De grandes cohortes ont commencé à se développer dans les années 1970 : la Nurses’Health Study mise en place en 1976 chez des femmes âgées de 30 à 55 ans dans le but initial d’étudier les effets à long terme de la contraception orale sur la santé, les Physicians’ Health Studies qui avaient pour la première, l’objectif d’examiner si l’aspirine et le bêta-carotène étaient efficaces respectivement pour la prévention des maladies cardiovasculaires et le cancer et la deuxième, celui de tester les bénéfices associés à la consommation de vitamine E, de vitamine C et de suppléments vitaminés, l’European Prospection Investigation into Cancer and Nutrition (EPOC) conçue pour étudier la relation entre l’alimentation, l’état nutritionnel, le style de vie, les facteurs environnementaux et l’incidence du cancer.
Dans le contexte actuel où la recherche sur les causes de maladies de nature environnementale, professionnelle, sociale, nutritionnelle, biologique et génétique concerne de plus en plus de risques de faible ampleur donc difficiles à mettre en évidence, de nouvelles "méga-cohortes" (de très grande taille) se sont mises en place depuis les années 2000. On estime à plus de 100, le nombre de ces cohortes prospectives dans le monde, centrées sur des thèmes d’intérêt général : maladies chroniques et dégénératives fréquentes, susceptibilité génétique à développer des maladies ou à en être protégé, etc.

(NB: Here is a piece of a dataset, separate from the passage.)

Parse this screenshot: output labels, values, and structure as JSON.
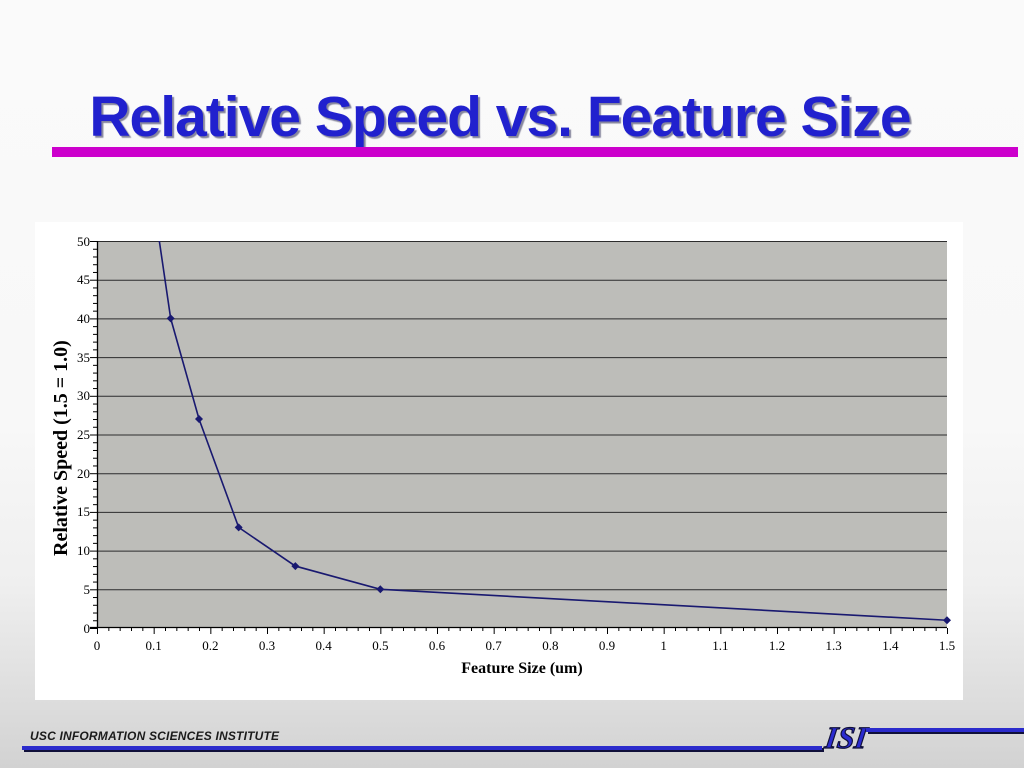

Depuis quelques années, se mettent en place des collaborations internationales destinées à faciliter la mise en commun de données de cohorte en population et notamment l’ouverture systématique des bases de données des cohortes à la communauté de recherche.
En France, en 2008, le ministère de la Recherche a inscrit les cohortes en santé en tant qu’infrastructures de recherche, ce qui reconnaît leur utilité au service d’une communauté de chercheurs et de la société. Un dispositif de "Très Grandes Infrastructures de recherche" (TGIR) a été mis en place, permettant de soutenir le développement et le financement pérenne de grandes études de cohorte dans le domaine de la santé.